Rules tighten again for U.S. visitors to Europe

If you’re a U.S. traveler planning to go to Europe in the next couple of months, here’s the one piece of advice we can give you that you should pay any attention to: Keep checking official sources, and don’t rely on yesterday’s answer.

After what amounted to a summer pass for Americans, the European Union has taken a good look at its own situation in combating the Delta variant and it’s taken a good look at the disastrous rise in parts of the U.S., and has decided to tighten up—but each country is making its own rules, and even then they change day-to-day.

The most general true statement is that more and more European countries are admitting only fully-vaccinated Americans. The Netherlands and Denmark have gone that way. Sweden is banning all non-essential visits by Americans. Italy and Spain are demanding recent negative Covid tests even for vaccinated American travelers.

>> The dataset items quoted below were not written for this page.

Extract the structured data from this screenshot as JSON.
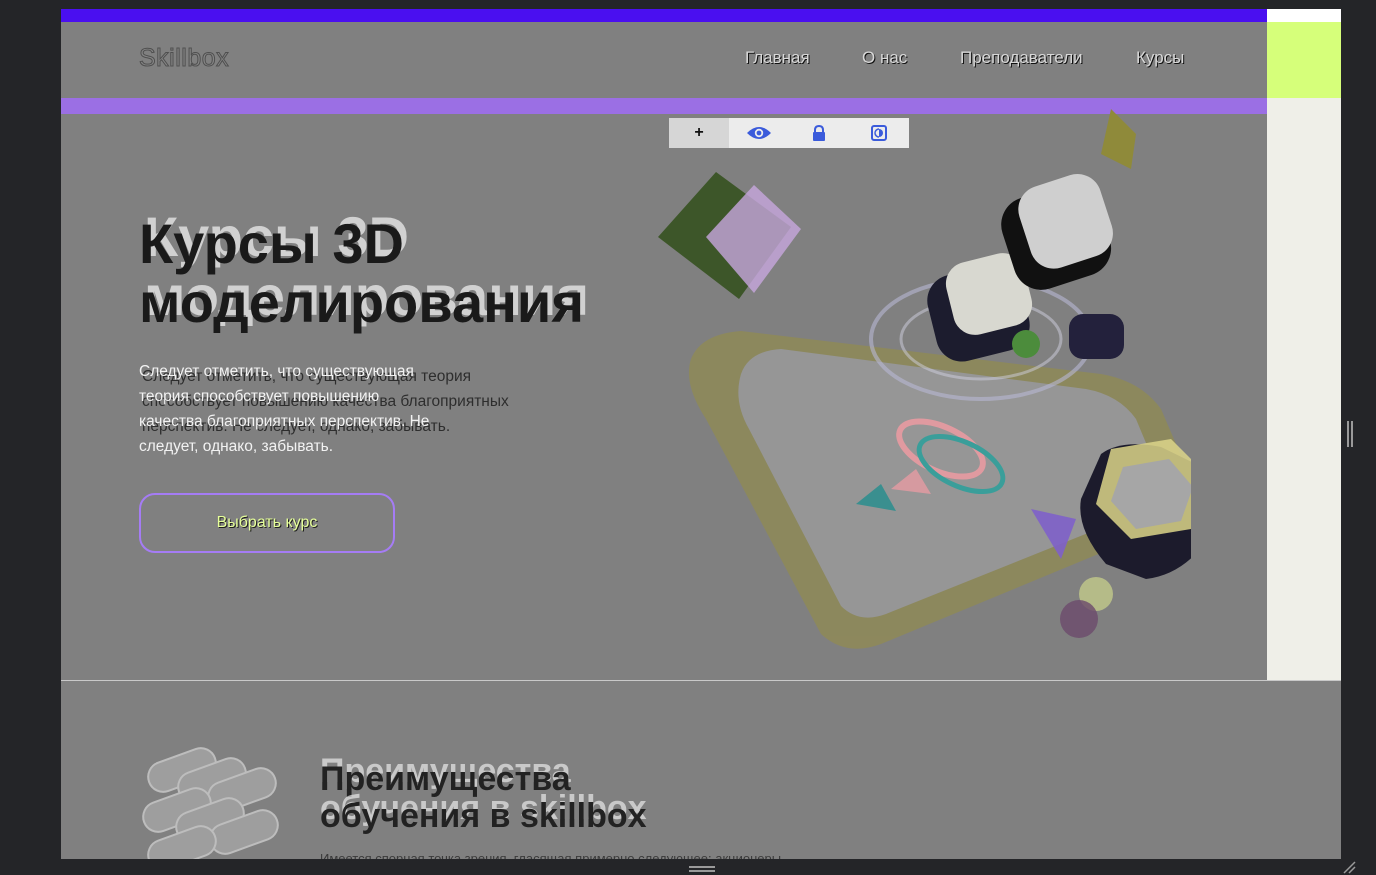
{
  "header": {
    "logo": "Skillbox",
    "nav": [
      "Главная",
      "О нас",
      "Преподаватели",
      "Курсы"
    ]
  },
  "toolbar": {
    "items": [
      {
        "icon": "plus-icon",
        "label": "+"
      },
      {
        "icon": "eye-icon"
      },
      {
        "icon": "lock-icon"
      },
      {
        "icon": "contrast-icon"
      }
    ]
  },
  "hero": {
    "title_line1": "Курсы 3D",
    "title_line2": "моделирования",
    "description": "Следует отметить, что существующая теория способствует повышению качества благоприятных перспектив. Не следует, однако, забывать.",
    "cta_label": "Выбрать курс"
  },
  "section2": {
    "title_line1": "Преимущества",
    "title_line2": "обучения в skillbox",
    "subtitle": "Имеется спорная точка зрения, гласящая примерно следующее: акционеры"
  },
  "colors": {
    "top_bar": "#4a0ff0",
    "accent_purple": "#9b6fe4",
    "accent_lime": "#d6ff7a",
    "cta_border": "#a57cf5",
    "cta_text": "#e6ff9a"
  }
}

Some countries are talking quarantine again, at least for a few days. The Netherlands has already imposed a 10-day quarantine for vaccinated Americans, which can be cut to five days by a negative test. That move means immediate major changes for river cruises that begin in Amsterdam, which is where most Rhine cruises begin or end. The cruise lines will either have to find an alternate port, or guarantee getting passengers out of the Netherlands within the 12-hour transit grace period.

As for official Covid advice from the various countries: the likely best sources for now are the web pages of their embassies and consulates in the U.S.; generally they refer you to the official posted rules on their country’s health agency. Also try the web pages of the U.S. Embassy in the country you want to visit; they often report information they have been given by local officials.

But, a last word of warning: even the official sites are a gamble. I’m writing this from France, where the official page that explains the (changed three times in two weeks) procedure for getting your U.S. vaccine record into their system still informs you that if they don’t come through in time (they didn’t) you can get an antigen test on arrival and it’s good for 72 hours. Which it isn’t: the window was changed to 48 hours for some purposes over a week ago.